Multiple Sclerosis study
Multiple sclerosis is an inflammatory neurodegenerative disease of the central nervous system affecting over 2.3 million people worldwide. The progression of multiple sclerosis can differ among patients. Majority of patients suffer from relapsing remitting multiple sclerosis where they experience episodes of severe inflammation followed by a remittance from the disease. Whereas, some patients follow a progressive disease course from the outset and are classified as primary progressive multiple sclerosis. The complex aetiology of multiple sclerosis and the diverse symptoms make a definite diagnosis challenging.
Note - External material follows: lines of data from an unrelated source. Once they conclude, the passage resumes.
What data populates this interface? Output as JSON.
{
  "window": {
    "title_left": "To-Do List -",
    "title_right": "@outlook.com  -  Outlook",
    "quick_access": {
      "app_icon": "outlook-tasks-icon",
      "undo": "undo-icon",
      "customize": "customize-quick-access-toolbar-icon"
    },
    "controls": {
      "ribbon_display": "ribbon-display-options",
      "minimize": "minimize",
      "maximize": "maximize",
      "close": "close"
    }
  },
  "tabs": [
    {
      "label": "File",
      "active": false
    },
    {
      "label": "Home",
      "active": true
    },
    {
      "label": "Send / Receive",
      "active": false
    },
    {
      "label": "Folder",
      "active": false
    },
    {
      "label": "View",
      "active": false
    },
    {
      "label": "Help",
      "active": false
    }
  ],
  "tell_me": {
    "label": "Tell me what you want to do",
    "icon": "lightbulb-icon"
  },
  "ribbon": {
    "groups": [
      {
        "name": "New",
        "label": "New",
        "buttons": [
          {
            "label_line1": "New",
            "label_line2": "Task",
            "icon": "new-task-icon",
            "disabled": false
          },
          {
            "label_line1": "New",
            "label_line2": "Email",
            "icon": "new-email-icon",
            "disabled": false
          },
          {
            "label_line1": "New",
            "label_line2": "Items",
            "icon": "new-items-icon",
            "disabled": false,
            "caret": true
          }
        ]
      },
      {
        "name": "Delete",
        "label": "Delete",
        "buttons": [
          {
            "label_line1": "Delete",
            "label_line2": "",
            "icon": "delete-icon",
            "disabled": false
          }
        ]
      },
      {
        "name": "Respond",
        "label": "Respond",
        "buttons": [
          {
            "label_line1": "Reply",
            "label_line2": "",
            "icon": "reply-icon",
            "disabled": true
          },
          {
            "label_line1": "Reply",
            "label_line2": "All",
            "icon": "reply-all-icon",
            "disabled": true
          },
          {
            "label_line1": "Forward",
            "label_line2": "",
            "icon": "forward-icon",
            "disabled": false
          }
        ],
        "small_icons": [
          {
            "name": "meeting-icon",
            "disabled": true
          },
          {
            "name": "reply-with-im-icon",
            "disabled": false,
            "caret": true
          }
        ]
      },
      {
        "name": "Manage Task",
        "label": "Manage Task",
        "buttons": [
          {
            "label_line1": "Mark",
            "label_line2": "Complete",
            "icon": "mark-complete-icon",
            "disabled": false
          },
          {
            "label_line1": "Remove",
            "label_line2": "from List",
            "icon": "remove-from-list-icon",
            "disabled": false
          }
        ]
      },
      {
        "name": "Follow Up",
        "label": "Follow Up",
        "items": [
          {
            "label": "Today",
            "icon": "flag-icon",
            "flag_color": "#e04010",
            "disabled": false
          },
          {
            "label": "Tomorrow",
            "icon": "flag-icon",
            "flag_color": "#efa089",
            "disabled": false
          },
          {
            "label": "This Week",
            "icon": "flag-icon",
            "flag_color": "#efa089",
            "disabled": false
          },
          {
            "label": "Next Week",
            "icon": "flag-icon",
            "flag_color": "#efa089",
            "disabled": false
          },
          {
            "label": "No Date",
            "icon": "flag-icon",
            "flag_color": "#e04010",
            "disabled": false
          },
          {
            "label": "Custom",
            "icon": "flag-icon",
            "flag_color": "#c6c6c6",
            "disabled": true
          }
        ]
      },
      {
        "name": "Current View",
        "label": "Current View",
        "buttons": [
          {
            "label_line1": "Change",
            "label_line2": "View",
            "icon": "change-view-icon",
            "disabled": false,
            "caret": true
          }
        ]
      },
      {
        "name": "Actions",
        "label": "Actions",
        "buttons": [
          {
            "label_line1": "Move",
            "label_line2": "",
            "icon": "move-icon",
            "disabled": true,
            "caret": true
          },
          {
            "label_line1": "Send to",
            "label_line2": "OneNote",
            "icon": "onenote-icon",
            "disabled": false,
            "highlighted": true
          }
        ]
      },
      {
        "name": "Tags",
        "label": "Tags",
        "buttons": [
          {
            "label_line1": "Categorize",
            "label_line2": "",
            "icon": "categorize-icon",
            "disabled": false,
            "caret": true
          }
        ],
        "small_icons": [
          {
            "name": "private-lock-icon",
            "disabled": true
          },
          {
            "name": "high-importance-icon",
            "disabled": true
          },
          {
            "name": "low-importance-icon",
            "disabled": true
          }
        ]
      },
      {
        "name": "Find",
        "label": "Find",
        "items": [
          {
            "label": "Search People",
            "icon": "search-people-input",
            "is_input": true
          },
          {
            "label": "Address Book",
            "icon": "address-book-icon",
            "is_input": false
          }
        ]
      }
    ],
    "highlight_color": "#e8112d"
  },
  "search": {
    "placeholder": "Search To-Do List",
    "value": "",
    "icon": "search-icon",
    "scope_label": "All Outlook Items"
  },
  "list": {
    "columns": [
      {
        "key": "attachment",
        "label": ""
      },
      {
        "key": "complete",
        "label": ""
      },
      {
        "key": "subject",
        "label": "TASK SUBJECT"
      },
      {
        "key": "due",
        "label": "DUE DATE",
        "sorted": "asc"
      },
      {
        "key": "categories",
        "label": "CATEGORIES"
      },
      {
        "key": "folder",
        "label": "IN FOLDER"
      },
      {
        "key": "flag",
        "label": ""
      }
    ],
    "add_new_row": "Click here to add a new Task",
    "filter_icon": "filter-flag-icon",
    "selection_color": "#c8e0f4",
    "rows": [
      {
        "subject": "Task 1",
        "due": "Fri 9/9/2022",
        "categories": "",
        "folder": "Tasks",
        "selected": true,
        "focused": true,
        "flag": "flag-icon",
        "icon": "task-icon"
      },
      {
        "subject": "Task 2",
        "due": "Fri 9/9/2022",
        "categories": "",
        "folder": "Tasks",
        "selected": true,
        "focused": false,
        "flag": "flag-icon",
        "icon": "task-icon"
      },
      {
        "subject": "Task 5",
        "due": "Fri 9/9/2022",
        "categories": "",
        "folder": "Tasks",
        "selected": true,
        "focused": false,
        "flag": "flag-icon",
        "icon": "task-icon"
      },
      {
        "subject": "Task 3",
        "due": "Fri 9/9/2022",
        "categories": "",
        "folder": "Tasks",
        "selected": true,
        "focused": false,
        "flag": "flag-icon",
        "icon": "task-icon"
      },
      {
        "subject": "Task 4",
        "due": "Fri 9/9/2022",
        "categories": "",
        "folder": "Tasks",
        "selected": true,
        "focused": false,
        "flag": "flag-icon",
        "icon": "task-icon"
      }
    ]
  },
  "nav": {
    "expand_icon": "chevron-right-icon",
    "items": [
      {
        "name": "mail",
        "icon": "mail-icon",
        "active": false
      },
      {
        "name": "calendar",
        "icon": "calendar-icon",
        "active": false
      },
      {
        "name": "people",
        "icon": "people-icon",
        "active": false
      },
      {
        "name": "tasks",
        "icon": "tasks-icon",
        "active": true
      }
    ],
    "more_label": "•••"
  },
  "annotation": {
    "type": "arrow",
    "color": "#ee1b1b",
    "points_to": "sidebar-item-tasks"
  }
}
Multiple sclerosis is diagnosed by a combination of clinical attacks and lesions observed by MRI therefore the diagnosis can be prolonged in time and it is often hard to distinguish between disease types at the early stages of diagnostic process. Using the PALADINTM platform and ELISA, we have discovered candidate biomarkers capable of aiding the diagnosis of multiple sclerosis and distinguishing patients with relapsing remitting from primary progressive disease. Currently, we are assessing platelet-specific biomarkers and proteins we have discovered in multiple sclerosis patients and how these can be utilised as predictors for disease progression in patients.
We are delighted to have a variety of funders and sponsors both from state bodies and from industry and we thank them for their continued support.